Stocking up on Stacks

My brother has been saying it for years. I haven’t been listening, but I suppose I have woken up from a nascent dream based in Candyland. Its coming, the real depression, that is. I talk to people all day long and they simply don’t get it, or don’t want to get it. I am not sure which, but the cold hard truth is out there and Agent Mulder is hot on it’s tail.

While you and I have been de-leveraging our personal debt load, the U.S government has run up a massive and quite simply unpayable debt. So, while I paid off my 20K worth of debt following 2008’s crash, The US government has run up a debt for every single person in the US of almost 51K. While it took me 3 years to get out of credit card debt, the government was spending at twice my rate running up the tab. Surely, you see this can’t keep going on this way. Last Summer Congress created a task force to shave 1.2 trillion off of spending. Did they get anything done? Nope.

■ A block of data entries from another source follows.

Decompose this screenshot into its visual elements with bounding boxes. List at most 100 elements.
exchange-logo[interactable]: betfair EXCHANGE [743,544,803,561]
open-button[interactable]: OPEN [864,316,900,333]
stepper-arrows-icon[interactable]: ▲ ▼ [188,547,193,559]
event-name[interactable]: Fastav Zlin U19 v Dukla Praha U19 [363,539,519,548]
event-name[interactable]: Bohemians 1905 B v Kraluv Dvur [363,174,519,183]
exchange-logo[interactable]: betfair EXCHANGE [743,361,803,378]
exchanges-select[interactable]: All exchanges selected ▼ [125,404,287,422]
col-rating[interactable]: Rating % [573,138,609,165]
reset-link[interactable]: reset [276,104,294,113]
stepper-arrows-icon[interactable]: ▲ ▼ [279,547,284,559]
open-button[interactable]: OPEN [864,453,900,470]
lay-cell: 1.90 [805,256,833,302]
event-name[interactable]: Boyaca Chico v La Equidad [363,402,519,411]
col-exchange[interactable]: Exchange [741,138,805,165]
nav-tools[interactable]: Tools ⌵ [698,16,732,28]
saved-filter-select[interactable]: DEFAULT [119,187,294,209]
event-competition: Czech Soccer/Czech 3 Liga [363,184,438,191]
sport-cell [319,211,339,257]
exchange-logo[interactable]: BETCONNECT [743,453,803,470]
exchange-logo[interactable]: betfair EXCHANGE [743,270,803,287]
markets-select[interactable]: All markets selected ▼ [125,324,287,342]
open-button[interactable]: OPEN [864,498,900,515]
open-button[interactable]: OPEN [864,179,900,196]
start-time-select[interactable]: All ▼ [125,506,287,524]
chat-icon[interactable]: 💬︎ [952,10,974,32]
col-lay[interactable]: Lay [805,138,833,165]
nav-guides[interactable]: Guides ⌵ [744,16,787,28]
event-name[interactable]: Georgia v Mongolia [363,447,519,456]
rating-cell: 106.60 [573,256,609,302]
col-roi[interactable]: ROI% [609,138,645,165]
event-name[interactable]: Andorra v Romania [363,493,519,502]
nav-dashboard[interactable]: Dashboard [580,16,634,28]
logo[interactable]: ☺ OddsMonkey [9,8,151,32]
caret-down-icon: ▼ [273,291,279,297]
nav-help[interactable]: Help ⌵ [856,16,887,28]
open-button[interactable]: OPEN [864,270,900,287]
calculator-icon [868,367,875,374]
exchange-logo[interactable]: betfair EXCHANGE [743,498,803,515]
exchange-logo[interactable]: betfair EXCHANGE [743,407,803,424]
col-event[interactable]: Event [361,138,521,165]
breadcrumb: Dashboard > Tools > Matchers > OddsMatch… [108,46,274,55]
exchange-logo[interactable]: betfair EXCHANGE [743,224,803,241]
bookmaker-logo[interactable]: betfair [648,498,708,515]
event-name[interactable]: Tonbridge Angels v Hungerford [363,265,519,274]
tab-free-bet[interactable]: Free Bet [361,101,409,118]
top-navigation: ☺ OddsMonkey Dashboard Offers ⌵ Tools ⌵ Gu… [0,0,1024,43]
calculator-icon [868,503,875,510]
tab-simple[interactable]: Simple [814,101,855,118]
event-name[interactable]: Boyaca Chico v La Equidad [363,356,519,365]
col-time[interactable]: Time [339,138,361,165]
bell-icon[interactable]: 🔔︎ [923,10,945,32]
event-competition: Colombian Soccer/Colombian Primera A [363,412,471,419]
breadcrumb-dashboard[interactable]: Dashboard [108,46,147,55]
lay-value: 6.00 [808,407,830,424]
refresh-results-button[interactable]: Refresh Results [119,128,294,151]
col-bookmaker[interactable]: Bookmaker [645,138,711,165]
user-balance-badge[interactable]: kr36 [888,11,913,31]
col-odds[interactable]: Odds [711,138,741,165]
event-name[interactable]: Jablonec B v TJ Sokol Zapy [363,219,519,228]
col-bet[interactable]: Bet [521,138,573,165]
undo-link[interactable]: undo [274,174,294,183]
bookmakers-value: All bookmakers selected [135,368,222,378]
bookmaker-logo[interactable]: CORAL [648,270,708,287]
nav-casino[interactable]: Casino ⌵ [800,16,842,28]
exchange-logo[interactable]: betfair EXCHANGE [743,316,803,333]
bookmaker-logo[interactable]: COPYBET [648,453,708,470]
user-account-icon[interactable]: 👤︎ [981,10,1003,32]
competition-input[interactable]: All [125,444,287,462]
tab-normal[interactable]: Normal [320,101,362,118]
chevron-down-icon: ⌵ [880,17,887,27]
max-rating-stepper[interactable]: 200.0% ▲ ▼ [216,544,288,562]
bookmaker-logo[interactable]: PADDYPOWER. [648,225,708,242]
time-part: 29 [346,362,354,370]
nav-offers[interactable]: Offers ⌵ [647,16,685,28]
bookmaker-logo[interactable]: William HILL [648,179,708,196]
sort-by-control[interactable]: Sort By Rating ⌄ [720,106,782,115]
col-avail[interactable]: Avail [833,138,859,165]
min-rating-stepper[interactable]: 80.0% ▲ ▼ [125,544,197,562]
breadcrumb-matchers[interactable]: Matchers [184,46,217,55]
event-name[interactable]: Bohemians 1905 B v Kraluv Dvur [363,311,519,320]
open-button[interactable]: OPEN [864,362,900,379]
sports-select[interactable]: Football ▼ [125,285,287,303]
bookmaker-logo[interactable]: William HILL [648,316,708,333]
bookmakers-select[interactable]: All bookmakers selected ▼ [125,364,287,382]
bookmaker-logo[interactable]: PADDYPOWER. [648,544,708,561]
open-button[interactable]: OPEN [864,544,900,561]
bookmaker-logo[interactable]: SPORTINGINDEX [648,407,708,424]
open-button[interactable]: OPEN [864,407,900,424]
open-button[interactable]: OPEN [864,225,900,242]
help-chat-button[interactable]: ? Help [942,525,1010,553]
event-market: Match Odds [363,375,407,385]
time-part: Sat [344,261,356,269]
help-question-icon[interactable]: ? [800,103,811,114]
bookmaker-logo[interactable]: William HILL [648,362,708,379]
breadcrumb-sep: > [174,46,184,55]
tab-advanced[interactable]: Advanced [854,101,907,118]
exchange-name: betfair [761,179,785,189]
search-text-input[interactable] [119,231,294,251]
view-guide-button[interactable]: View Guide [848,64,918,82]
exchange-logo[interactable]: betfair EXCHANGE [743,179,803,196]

Unlike most people who simply don’t see the connection to the US debt and my own future, I get it and it is terrifying. So, for those of you who don’t quite understand how this impacts you let me give you a clear example. As the USG runs up this crazy debt that is closing in on 20 trillion dollars, the US dollar becomes weaker. How much weaker, you ask? Well, if you bought a book 10 years ago you probably have noticed that the Canadian dollar was almost 50% higher than ours. So, if it cost $10 US to buy a book it would cost roughly $15 Canadian. Well, within 10 short years that has been erased. The US and Canadian dollars are at parity with each other. This means Canadians can now come into the US and get a great deal on just about anything, and they are buying up real estate, to the tune of more than $20 billion a year. The dollar has literally dropped in value by 50% when compared to a Canadian dollar. Does the USG seem too concerned? Not really, they have continued to run up massive debt loads and refuse to address the problem.


So, even if we hypothesize the USG can turn off the spigot of debt, which is doubtful,we likely will  approach and pass $20 trillion of debt. The USG will have to print money, because it can, and frankly it will have no choice to cover its bills. Its the one tool it has untethered access to. It can print ’til the cows come home, ’til the ink runs dry, or ’til no one will take the dollar. The dollar is nothing more that an arbitrary agreement among the world that it holds value. Here is the rub, just like any fine art print, the more you copy it, less valuable it becomes. Currency is no different. The minute you have too much currency in the economy chasing too few goods, hyperinflation starts ramping up. So imagine pumping an extra 10 to 20 Trillion dollars into the money supply over time to pay down the national debt. The result would significantly devalue the dollar. $10 cup of coffee, $200 tank of gas, $30 movie tickets? That will become the norm as the dollar approaches a net value of zero. Now the Federal reserve has a neat trick too (bare in mind they are the government), they can buy US debt from the treasury and put it in a vault for keeping. They currently own $1.6 trillion worth. See how this makes no sense? While the right hand spends heavily, the left is picking up the bill with freshly minted money. Of course the real question is what will the Federal Reserve do with this massive debt the USG owes them. Umm, delete key anyone, it is all just data somewhere on some massive computer.

I’ve never been a savvy investor, the internet bubble of 1999, cost me more than half my IRA. Then 2001 nailed it another 20%. Then we hit 2008 which saw everything peel back 60% plus. So after 20 years of playing the stock market all I have to show for it is pocket change and lint. It is unequivocally a gamble at this point, and the crazy part is it has run back up on no real changes in the economy or fixes in the system that sent it over the edge in 2008. What this says to me is it will crash back down when reality sets in. I pulled out of the market when it 11,000 last year, irrational exuberance is what I call this rally and it appears to be running out of steam.

That leaves me with no other options except to hedge my bets. After listening to some advice and cajoling I finally started buying silver US coins minted prior to 1965. Here’s something for you to chew on. A 50 cent piece back in 61 was worth 50 cents. It had 90% silver in it, giving it a real tangible value. In 1965 the USG debased the coins and removed silver from them. The result is that same 50 cent piece today can be bought for around 10.50 in today’s dollars.   What this tells you is that had you been smart enough to horde 5K worth of these coins in the 60’s they would be worth more than 100K in US dollars today. While that seems impressive and like a great investment, you are probably not seeing the point. The US dollar has dropped in value over that same 50 year period by a whopping 2000%.  Now extrapolate that forward with a 20 trillion dollar debt load paid of with money becoming ever more worthless. Silver is currently at around $28 dollars an ounce. Seeing it go to $150 or more seems quite probable in the next several years. Doesn’t take a rocket scientist to see if silver is moving up the dollar is going down in value.